Friday, April 18, 2008
Save The Sign!
Hollywood landmarks seem to have bullseyes on them these days.
The iconic Hollywood sign may soon be going the way of The Brown Derby, Musso & Frank’s, Chasen’s, and the Ambassador Hotel. Quietly, last month, the Chicago based investment group that owns 138 sage-covered acres above and to the left of the 45-foot-high, steel-and-concrete H put the land up for sale last month for $22 million, after purchasing the parcel from Howard Hughes’ estate for $1.7 million in 2002. Not a bad profit, even in today’s bull real estate market!
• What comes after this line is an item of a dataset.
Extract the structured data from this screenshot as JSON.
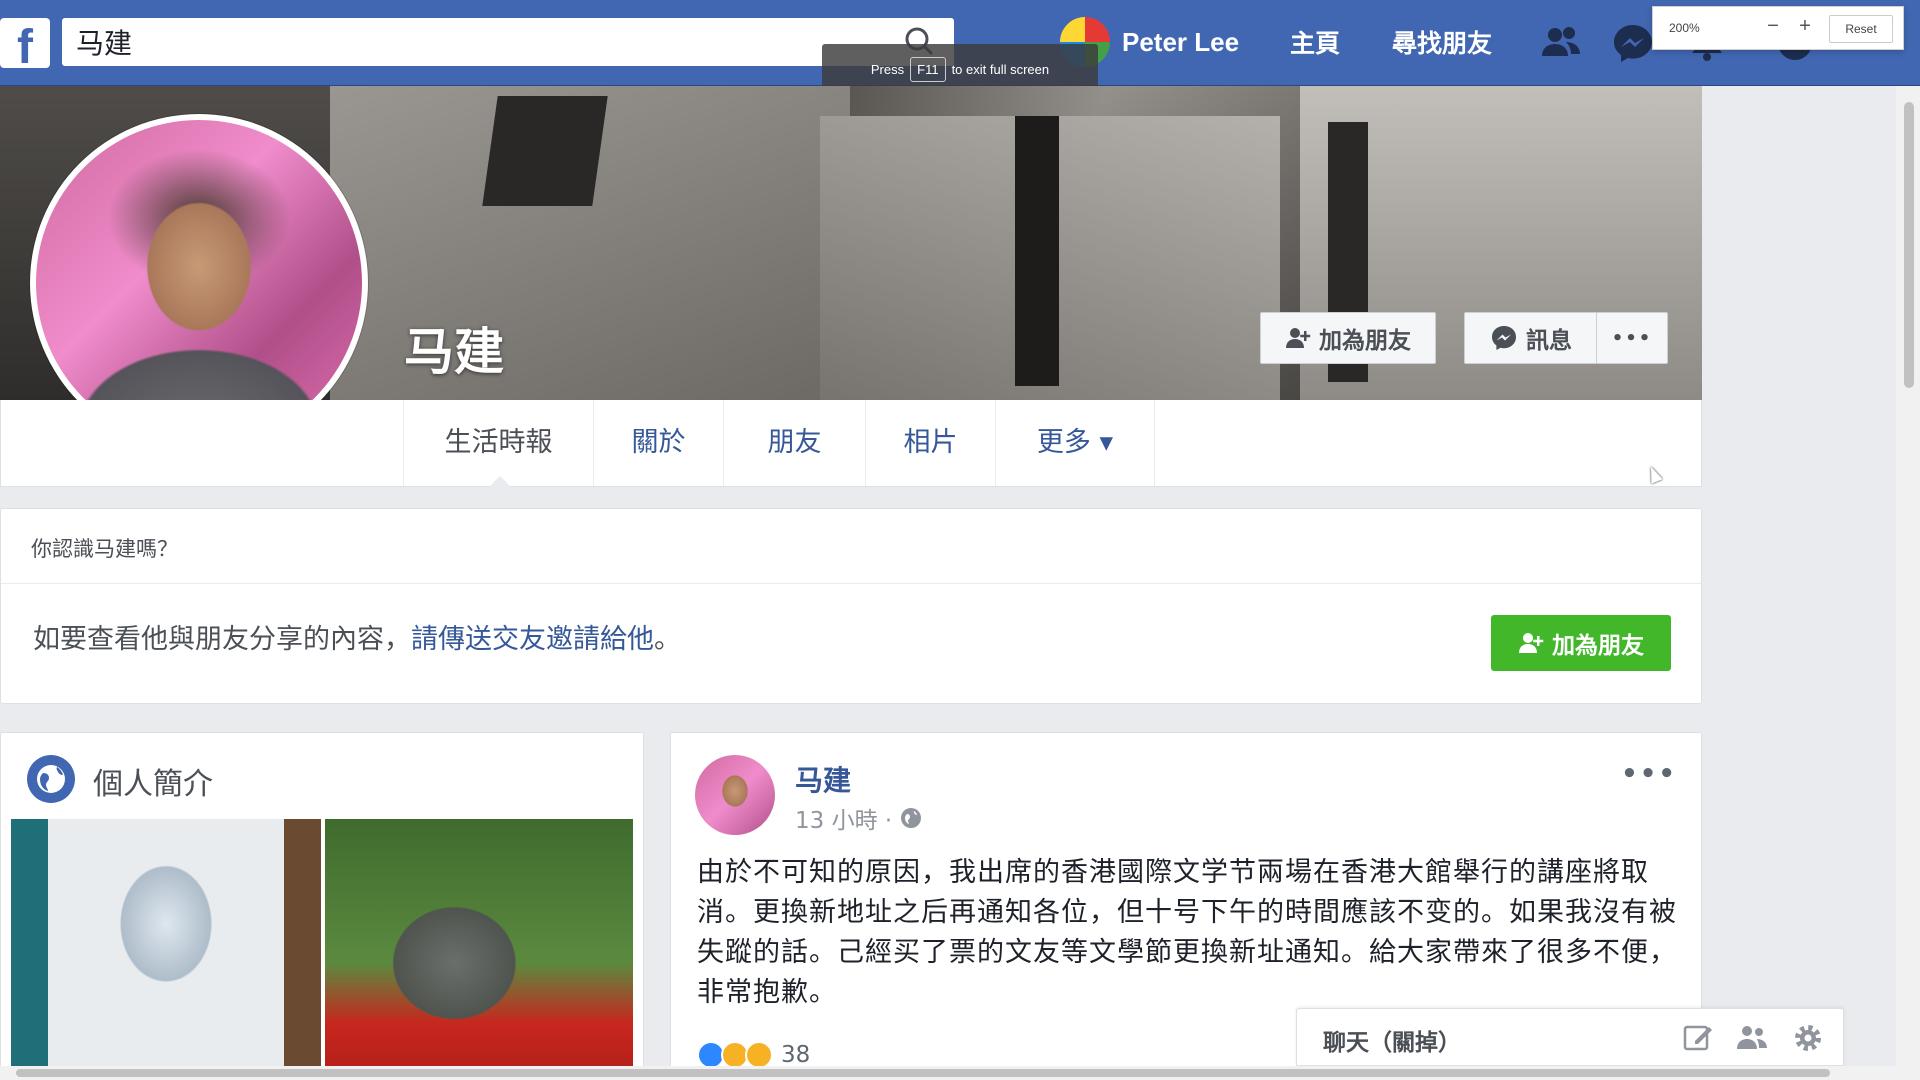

Councilman Tom LaBonge wants the city, which owns the ground under the sign, to buy the property, but the city can't legally pay more than $6 million. So, Labonge is trying for a repeat of the last time the sign was in trouble, when back in the 1970’s a bunch of celebs paid $28k each to replace crumbling letters.
We can’t lose the sign, folks. Los Angeles losing its sign is like Manhattan losing the World Trade Center towers. The landscape will be changed forever. Besides, if the sign goes, how will the pilots for the major airlines know they’re on the right flight path to Bob Hope Airport? Com’on, folks, we can’t lose the sign. Certainly the moguls, studio heads, media barons, and “A-Listers” can scrape together a few million dollars and save Hollywood’s soul—or at least it’s nametag.
Ironically, the sign was originally designed as a real estate advertisement (Hollywoodland) to help sell development in the region. Now, however, it has come full circle. From ad to icon, now threatened by the very industry that gave it birth (real estate, not the movies).
However perfect this circle might seem, let’s not lose the sign folks.